No, I was a bit clumsy in my phrasing. In constructing a relativistic theory for the electron, which Dirac did, you end up needing spin to construct an equation that is Lorentz-invarient. But spin is not in itself a relativistic phenomenon, but an instrinsic property of the electron.
If you start from the Dirac equation for one electron and assume that relativistic effects are small, you can obtain a series expansion in terms of ##v/c## that you can use as corrective terms (or perturbation) in the Hamiltonian for the hydrogen atom. Spin-orbit coupling is one of those terms. Actually, you get (assuming a fixed nucleus)
$$
\hat{H} = m_e c^2 + \frac{\hat{P}^2}{2m_e} + V(R) - \frac{\hat{P}^4}{8 m_e^3 c^2} + \frac{1}{2 m_e^2 c^2} \frac{1}{R} \frac{d V(R)}{dR} \hat{L} \cdot \hat{S} + \frac{\hbar^2}{8 m_e^2 c^2} \Delta V(R) + \ldots
$$
The terms are in order: (1) mass energy of the electron; (2) kinetic energy of the electron; (3) Coulomb potential; (4) relativistic correction to the momentum; (5) spin-orbit coupling; (6) Darwin term (due to the Compton wavelength of the electron).

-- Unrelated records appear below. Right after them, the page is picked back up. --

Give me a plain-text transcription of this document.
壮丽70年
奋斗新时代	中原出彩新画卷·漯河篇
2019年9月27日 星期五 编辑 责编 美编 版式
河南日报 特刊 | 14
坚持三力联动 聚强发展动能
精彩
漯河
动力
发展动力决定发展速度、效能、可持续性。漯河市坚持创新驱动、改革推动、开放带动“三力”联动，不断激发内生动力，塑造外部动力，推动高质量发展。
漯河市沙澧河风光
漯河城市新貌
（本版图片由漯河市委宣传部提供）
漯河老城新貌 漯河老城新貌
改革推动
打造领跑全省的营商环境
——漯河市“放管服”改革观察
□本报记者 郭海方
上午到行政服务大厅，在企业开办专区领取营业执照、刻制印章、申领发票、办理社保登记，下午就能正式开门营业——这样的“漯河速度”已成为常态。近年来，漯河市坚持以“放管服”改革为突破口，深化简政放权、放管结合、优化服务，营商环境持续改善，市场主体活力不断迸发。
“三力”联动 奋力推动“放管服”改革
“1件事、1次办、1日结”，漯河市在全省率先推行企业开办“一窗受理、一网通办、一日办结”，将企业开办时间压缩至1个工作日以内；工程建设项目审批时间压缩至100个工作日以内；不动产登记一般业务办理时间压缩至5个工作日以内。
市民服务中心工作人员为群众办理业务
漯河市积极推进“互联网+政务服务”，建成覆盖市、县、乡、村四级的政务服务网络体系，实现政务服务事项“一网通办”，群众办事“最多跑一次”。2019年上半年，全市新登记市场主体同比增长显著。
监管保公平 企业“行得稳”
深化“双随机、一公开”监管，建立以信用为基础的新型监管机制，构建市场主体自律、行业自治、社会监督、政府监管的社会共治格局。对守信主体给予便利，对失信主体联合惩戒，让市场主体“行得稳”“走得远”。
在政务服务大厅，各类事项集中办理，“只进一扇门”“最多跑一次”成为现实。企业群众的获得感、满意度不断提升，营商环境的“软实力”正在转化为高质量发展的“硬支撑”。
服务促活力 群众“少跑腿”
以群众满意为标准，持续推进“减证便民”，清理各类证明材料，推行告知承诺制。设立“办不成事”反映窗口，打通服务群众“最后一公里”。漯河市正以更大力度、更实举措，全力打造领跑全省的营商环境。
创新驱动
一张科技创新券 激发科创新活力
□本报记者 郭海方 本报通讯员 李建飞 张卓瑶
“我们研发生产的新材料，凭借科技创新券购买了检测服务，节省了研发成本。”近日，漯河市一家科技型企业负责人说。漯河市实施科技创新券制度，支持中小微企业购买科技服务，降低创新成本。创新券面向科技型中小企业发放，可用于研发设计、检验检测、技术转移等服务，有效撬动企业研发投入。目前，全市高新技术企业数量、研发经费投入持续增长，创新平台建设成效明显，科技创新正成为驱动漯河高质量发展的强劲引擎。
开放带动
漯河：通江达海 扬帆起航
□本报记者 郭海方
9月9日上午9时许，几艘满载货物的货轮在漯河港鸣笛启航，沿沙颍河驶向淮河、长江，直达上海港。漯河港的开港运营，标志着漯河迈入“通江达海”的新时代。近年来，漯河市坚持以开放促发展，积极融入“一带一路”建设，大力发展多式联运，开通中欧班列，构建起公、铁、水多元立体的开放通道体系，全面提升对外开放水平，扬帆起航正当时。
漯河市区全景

Note that the interaction between the spin of the electron and the spin of the nucleus is not included here, but can be added as an additional term.
Big-Daddy said:
If you see the Hamiltonian specified on page 3 here:
http://www.phys.ubbcluj.ro/~vchis/cursuri/cspm/course2.pdf
What would I add to that to make it as exact as we know how to make it?
For molecules (and for atoms with more than one electron), things are more complicated. You have additional terms due to spin-spin interactions between electrons.